Illustration: Marco Wagner
XINJIANG, CHINA - Wenn Parteisekretär Chen auf Inspektionsreise ist, lässt er manchmal mitten in
einer Stadt seine Autokolonne stoppen und die Notrufnummer der Polizei anrufen. Chen Quanguo, ein schlanker
Mann mit dem typischen schwarzen Scheitel hochrangiger chinesischer Kader, wartet dann in seiner Limousine und
stoppt die Sekunden, bis das Polizeikommando eintrifft. Wenn die Sicherheitskräfte zu lange brauchen oder der
Einsatz nicht seinen Erwartungen entspricht, zieht Chen die lokalen Kader zur Rechenschaft. „Eine Sekunde
früher anzukommen, erhöht die Sicherheit der Massen um ein Stück“, sagte Chen bei einem Besuch in der
Metropole Ürümqi, als die Polizei 54 Sekunden bis zum Einsatzort brauchte.

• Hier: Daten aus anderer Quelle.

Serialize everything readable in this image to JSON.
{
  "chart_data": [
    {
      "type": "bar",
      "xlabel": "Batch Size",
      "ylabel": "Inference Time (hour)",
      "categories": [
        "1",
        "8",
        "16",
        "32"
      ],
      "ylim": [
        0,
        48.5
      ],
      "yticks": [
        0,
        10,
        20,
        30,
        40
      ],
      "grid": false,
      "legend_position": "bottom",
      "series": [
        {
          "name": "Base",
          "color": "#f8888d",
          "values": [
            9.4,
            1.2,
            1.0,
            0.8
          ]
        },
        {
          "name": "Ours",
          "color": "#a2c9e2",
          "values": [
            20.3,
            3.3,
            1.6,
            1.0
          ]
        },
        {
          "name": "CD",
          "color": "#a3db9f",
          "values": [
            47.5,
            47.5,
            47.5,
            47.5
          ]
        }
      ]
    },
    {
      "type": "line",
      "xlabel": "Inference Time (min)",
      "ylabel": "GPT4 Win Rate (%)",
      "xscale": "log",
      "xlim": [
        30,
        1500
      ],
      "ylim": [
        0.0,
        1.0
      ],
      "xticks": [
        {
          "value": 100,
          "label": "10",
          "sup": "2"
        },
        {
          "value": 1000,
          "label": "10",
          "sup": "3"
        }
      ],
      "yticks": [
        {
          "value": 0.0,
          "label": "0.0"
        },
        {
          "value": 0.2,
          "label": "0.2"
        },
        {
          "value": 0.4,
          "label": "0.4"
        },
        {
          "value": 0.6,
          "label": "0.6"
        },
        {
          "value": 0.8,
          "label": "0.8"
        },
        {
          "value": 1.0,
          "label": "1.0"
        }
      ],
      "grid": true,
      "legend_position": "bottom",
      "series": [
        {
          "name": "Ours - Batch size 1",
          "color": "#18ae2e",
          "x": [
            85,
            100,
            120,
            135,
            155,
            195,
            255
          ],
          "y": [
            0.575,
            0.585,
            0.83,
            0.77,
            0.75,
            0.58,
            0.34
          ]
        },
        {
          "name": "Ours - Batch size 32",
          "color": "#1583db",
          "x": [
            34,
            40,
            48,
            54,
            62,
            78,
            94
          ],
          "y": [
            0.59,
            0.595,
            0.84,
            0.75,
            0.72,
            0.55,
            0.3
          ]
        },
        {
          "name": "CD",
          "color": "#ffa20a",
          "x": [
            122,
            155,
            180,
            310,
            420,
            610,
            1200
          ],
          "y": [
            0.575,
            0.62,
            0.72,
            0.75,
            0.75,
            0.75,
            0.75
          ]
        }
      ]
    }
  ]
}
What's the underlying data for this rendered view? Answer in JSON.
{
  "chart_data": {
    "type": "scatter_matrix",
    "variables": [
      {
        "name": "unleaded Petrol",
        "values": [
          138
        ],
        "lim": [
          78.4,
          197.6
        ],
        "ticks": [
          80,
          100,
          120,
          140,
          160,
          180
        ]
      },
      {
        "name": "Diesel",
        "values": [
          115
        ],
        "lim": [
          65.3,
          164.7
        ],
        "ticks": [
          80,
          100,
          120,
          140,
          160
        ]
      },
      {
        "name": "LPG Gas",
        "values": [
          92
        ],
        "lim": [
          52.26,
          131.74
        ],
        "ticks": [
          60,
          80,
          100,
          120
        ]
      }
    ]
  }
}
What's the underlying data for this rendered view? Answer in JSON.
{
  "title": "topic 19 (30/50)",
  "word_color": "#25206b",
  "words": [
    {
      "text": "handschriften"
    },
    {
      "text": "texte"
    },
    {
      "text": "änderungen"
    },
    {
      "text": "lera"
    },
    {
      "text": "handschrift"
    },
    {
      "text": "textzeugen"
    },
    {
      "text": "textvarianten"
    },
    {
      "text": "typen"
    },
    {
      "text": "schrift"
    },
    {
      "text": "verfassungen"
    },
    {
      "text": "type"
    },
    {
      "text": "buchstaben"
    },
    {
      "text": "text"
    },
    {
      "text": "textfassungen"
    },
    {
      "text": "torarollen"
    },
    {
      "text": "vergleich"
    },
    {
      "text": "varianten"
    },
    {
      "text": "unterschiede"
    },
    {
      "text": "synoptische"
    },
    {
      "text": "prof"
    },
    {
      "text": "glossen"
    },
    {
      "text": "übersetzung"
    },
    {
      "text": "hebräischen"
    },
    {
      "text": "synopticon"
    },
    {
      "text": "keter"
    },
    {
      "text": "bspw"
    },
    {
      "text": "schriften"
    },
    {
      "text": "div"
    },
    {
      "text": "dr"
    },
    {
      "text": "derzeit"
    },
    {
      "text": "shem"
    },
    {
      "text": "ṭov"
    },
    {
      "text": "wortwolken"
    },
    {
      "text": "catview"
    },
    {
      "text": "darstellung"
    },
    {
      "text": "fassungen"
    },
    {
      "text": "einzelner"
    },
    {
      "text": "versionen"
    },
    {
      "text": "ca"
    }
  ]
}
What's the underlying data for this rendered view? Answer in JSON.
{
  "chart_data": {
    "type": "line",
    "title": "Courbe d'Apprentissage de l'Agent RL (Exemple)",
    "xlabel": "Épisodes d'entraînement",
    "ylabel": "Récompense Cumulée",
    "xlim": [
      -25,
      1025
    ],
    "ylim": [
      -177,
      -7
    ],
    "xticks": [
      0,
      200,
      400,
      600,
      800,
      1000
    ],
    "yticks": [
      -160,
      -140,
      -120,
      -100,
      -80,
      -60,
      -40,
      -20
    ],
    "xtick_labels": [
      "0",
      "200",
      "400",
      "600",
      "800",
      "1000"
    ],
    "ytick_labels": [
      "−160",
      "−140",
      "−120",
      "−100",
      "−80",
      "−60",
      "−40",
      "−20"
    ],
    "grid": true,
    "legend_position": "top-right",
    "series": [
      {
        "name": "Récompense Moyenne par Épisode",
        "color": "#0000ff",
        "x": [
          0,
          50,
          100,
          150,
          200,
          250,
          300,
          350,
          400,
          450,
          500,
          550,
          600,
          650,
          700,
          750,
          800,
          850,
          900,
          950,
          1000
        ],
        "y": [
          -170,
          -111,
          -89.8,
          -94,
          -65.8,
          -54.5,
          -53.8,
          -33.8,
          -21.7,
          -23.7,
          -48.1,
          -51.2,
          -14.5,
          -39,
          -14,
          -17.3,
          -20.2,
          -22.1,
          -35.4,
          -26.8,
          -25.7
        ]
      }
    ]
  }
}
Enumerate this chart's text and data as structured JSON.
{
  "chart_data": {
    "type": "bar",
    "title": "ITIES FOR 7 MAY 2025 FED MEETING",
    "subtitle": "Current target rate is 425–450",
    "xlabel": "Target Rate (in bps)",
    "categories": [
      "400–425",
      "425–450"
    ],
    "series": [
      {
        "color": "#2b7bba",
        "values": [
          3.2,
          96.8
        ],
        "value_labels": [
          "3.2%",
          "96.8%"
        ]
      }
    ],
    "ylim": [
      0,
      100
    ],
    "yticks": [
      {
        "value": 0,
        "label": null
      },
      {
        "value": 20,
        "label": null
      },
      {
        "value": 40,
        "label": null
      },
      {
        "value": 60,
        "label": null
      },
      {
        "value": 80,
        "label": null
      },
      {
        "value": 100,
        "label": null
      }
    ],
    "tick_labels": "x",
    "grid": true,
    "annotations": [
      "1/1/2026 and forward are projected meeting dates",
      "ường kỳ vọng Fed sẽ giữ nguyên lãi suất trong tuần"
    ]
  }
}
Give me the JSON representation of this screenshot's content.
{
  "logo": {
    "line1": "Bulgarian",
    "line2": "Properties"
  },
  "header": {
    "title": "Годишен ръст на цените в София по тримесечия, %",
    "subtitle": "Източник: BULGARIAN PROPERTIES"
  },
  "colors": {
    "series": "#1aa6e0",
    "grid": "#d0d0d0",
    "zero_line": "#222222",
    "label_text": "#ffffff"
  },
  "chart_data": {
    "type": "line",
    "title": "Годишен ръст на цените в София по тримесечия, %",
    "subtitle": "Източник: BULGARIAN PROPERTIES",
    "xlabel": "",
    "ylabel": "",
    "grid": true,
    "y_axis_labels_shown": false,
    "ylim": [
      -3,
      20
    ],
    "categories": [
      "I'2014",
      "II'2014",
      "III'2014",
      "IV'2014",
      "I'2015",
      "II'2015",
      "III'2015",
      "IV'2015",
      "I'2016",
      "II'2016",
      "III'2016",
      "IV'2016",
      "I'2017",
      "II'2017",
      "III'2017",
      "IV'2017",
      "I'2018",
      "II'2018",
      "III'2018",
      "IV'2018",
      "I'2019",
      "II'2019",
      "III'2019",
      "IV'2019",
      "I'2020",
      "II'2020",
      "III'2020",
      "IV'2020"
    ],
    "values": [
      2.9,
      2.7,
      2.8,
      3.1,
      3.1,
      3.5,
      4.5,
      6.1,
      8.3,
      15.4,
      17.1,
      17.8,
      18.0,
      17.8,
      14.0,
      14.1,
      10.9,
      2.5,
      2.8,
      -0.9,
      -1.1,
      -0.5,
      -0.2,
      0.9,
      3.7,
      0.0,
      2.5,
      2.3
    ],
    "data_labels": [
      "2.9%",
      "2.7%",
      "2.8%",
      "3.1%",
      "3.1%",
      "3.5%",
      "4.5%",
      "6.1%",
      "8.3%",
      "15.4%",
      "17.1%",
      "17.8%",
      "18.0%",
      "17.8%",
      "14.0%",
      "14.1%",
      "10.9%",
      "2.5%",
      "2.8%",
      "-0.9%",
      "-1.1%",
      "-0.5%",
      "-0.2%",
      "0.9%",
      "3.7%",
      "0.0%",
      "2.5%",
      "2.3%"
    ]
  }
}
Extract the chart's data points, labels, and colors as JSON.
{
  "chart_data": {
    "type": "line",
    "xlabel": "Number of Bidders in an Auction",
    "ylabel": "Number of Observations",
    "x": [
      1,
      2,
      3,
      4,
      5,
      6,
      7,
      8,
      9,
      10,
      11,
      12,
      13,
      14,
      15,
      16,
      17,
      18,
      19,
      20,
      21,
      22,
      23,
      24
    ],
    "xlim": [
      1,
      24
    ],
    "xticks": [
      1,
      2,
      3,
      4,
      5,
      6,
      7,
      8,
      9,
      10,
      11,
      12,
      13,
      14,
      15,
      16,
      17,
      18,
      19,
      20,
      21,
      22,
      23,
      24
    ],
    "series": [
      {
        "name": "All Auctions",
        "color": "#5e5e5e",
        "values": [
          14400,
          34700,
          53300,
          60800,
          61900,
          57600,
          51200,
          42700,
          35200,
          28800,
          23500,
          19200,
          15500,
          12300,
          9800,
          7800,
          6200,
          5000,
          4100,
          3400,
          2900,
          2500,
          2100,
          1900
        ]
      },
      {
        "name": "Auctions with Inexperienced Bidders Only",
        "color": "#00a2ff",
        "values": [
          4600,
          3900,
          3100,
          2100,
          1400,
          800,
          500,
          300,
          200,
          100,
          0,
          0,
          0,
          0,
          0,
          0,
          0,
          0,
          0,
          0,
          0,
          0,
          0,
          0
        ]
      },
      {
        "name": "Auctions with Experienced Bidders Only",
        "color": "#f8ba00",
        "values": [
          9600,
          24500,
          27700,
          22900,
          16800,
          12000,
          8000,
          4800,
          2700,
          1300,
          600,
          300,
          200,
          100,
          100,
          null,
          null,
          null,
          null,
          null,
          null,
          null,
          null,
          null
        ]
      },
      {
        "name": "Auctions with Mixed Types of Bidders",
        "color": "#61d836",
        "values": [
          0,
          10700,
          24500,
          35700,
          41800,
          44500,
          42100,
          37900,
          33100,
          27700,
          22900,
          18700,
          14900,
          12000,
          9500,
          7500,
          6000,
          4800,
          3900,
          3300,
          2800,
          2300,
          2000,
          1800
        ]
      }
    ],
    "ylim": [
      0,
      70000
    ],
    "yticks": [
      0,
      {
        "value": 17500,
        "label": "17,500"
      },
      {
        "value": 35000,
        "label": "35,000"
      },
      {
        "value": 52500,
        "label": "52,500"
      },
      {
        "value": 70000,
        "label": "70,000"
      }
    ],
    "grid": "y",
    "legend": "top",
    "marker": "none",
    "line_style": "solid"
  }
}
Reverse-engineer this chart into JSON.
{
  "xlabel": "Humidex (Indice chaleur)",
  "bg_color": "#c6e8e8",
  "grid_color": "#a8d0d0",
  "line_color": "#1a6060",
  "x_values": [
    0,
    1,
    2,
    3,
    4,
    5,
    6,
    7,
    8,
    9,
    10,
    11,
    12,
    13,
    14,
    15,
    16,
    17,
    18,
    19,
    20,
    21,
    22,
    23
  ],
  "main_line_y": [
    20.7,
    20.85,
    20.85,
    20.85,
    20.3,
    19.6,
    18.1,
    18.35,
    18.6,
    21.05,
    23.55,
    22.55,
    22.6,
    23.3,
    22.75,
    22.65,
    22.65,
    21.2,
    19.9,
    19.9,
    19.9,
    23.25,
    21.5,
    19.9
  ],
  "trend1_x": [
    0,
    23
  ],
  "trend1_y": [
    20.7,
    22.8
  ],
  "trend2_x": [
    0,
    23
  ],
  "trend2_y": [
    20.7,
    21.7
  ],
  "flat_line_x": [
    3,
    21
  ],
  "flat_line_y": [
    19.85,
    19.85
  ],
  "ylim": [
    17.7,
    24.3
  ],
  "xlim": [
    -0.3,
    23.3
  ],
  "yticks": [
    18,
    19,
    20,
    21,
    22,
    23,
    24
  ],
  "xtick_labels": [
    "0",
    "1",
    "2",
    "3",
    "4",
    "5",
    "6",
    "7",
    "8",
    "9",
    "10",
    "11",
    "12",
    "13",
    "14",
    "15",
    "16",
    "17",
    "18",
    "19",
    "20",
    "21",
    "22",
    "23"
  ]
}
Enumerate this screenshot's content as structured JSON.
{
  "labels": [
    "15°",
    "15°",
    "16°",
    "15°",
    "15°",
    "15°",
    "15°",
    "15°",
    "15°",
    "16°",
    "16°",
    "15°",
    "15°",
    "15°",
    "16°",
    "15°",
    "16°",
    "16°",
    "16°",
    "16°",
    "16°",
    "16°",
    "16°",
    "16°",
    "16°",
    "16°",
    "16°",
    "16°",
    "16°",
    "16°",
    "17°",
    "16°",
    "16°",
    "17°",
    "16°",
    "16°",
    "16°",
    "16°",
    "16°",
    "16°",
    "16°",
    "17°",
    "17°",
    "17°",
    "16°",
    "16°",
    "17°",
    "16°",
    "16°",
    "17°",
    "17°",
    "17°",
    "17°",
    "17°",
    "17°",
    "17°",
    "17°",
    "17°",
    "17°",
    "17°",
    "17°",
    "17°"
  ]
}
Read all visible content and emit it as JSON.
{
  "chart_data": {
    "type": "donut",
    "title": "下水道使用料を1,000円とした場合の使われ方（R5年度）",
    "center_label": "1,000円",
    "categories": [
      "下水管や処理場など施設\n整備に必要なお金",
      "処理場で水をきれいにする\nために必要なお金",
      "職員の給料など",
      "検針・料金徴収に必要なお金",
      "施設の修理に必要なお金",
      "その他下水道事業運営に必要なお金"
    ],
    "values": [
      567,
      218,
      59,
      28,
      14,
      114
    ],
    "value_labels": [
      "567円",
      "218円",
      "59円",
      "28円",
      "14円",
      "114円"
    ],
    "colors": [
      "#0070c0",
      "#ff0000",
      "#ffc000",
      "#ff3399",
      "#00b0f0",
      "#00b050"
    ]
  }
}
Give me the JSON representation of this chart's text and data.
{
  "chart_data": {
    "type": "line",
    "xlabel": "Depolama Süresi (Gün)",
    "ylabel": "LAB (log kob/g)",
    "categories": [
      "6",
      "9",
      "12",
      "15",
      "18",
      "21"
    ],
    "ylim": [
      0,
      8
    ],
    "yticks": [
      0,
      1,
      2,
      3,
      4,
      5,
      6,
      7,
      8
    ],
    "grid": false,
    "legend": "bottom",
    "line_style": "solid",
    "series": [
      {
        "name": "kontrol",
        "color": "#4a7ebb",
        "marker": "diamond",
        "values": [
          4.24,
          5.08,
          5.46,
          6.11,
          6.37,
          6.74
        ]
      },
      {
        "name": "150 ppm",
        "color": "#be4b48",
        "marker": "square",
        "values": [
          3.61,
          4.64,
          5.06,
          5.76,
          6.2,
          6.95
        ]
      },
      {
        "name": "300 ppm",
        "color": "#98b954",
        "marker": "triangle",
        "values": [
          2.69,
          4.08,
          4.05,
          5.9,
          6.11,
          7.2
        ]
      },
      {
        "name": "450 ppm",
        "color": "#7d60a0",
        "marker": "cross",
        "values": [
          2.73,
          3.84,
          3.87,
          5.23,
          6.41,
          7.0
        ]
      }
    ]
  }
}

Die Botschaft hinter den unangekündigten Tests ist klar. Chen, der in den vergangenen Jahren Tausende neue
Umerziehungslager und Gefängnisse in den vor allem von Minderheiten bewohnten Regionen in Westchina bauen
ließ, verlangt von seinen Untergebenen die totale Kontrolle der Gesellschaft. Der 64 Jahre alte Hardliner,
derzeit Parteisekretär der rohstoffreichen Wüstenregion Xinjiang, steht wie kein anderer KP-Kader für Pekings
harsches Vorgehen gegen ethnische Minderheiten. Die einstigen Unruheprovinzen Xinjiang und Tibet regiert er
mit einer autoritären Herrschaft, wie sie China seit Mao Zedong nicht mehr erlebt hat (...)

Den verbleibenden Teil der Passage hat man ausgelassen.